Games I would rather lop off my cock then play.

                                           

             

25 years of pure GREEN SCALY SPINACH bullshit.

 

 

I don’t know where to start from, this one never ends nor does it have anything amusing. It originated from the communists and it is communist.

 

For those wonder who are communists?

 

Communists are those who trick you and turn you into a fat lethargic moron who feeds on junk food and churns out scat about how good Tetris is? I have never seen a game more boring, if there is a mire of boring things Tetris has the chief enormity of involvement in it.

I wonder, how can someone like a game like Tetris? It’s slow, it’s ugly and it never ends what the fuck kind of game never ends except for a demo?  I owe a choke slam to the guy who came up with the plot of this game? It was invented by some bored-ass dipshit in Russia who had nothing better to do so he decided to gift the world with a fragment of his intelligence or in other words it was another line of attack by communist Russia to harass the world.

 

And now there are nerds who never get tired of loving this game, these are those who breathe with their mouth open after a jog of 3 seconds and suffer from a heart attack at the age of 13.

 

I was going through some website offering Tetris for money the other day, yes Tetris for money with a caption

 

 

          “Play a two minute free-for-all against five opponents!”

 

I don’t know who the fuck will pay money for a game like Tetris?

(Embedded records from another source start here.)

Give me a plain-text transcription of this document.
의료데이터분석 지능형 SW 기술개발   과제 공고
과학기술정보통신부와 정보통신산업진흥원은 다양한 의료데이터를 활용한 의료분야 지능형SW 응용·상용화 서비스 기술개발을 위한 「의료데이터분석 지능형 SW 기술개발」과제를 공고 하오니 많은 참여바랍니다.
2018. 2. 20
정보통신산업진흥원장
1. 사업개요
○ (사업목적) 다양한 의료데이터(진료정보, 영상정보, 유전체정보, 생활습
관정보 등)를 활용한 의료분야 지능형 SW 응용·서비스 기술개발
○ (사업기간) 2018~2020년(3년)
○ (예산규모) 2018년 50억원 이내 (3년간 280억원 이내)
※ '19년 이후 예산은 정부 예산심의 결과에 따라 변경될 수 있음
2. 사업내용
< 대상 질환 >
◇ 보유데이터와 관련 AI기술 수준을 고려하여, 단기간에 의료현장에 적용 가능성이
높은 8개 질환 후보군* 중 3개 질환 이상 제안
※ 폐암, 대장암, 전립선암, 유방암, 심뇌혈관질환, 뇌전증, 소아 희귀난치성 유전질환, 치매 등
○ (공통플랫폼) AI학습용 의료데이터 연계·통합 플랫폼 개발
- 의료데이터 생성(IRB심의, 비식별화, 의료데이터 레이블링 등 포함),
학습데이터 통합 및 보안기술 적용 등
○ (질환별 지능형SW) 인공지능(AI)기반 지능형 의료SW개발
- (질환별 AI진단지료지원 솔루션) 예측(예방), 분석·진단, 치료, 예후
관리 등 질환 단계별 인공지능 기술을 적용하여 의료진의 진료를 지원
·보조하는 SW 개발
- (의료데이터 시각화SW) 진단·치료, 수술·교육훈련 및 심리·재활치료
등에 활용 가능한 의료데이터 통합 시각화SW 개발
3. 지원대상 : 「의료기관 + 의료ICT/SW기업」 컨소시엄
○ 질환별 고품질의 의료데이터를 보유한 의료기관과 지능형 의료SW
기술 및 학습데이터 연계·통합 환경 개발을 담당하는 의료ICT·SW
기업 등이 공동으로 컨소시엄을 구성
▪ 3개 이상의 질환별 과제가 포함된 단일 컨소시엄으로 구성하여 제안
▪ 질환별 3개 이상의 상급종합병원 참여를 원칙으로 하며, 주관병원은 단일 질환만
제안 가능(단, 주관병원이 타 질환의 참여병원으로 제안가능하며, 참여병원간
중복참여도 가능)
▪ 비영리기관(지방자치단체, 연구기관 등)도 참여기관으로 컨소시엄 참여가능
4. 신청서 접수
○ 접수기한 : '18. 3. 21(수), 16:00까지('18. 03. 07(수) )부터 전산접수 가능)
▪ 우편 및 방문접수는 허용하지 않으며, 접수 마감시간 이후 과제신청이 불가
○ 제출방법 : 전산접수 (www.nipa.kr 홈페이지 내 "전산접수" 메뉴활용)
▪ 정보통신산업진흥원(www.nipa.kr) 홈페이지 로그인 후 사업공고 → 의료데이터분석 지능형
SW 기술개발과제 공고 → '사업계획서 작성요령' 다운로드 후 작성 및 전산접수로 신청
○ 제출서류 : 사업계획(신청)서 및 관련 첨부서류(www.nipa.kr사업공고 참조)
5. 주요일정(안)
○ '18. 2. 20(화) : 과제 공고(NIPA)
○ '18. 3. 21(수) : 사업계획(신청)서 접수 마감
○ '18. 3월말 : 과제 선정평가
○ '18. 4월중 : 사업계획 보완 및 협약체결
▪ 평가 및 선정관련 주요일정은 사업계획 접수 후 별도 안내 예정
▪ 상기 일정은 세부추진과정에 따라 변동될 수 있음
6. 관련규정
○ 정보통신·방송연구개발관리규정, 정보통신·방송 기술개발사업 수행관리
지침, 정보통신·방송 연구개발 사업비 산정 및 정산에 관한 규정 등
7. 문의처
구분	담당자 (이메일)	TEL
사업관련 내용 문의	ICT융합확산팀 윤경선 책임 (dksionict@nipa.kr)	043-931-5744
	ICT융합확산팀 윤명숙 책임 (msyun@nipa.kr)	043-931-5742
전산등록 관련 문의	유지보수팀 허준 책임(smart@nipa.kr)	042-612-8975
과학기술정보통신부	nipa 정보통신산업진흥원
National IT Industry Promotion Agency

What next? Pay money for watching a dog shit, I won’t play this game even if it was the last game on the planet, and I would rather jump into a volcano, “volcanoes rule”. There are millions of games, many of them suck but when we have a deeper look Tetris is an insult the word “suck”, probably people are going to turn into zombies if this fad is not terminated.

                                                                                                                             

 

Online gaming websites are fooling all of these knuckle dragged loggerheaded flattened brained twats by lulling them in the microcosm of addicting videogames so that they no longer remember the simple procedures of addition, subtraction and solving a one variable equation, and this way I win and they loose, I will buy all the gaming websites and only offer Tetris.  I will take over the internet, send free copies of Tetris to each and everyone on the internet so that they all turn thick and I finally rule the world, my brain works like a computer that does not have Tetris installed, Man I’m too damn lucky.

 

 

 

And now on the other KICK we have Pinball:

 

Nancy ass wuss says: “hey I’m playing pinball; I’m too much of a pussy to play the great game of football, oh no “TILT”! FUCK ME IN THE NERD ASS!”

 

I used to beat the shit out of the pussies who liked pinball and still am doing the same. Spend hours playing this bullshit game and a minor tilt which is pretty much analogous the melancholy of inevitable callous sexual harassment, ruins the shit out of your entire effort and what else do you have left besides kicking the pinball machines, assholes? Why not eat shit? 
      

and when these condescending assholes thought that mechanical pinball was not enough they came about with computer version of pinball, I installed windows xp on my desktop and it came equipped with pinball, hell I couldn’t even delete it, so grudgingly I had to switch back to windows 98 and believe me I’m still using the same.

 

 

          

 

 

Probably on the computer pinball you may need to shake the monitor to get a tilt, fucking bullshit!

 

 

There are numerous games that piss me off besides these two “waste of times” but I think I should go and have something to eat. I LOVE MYSELF.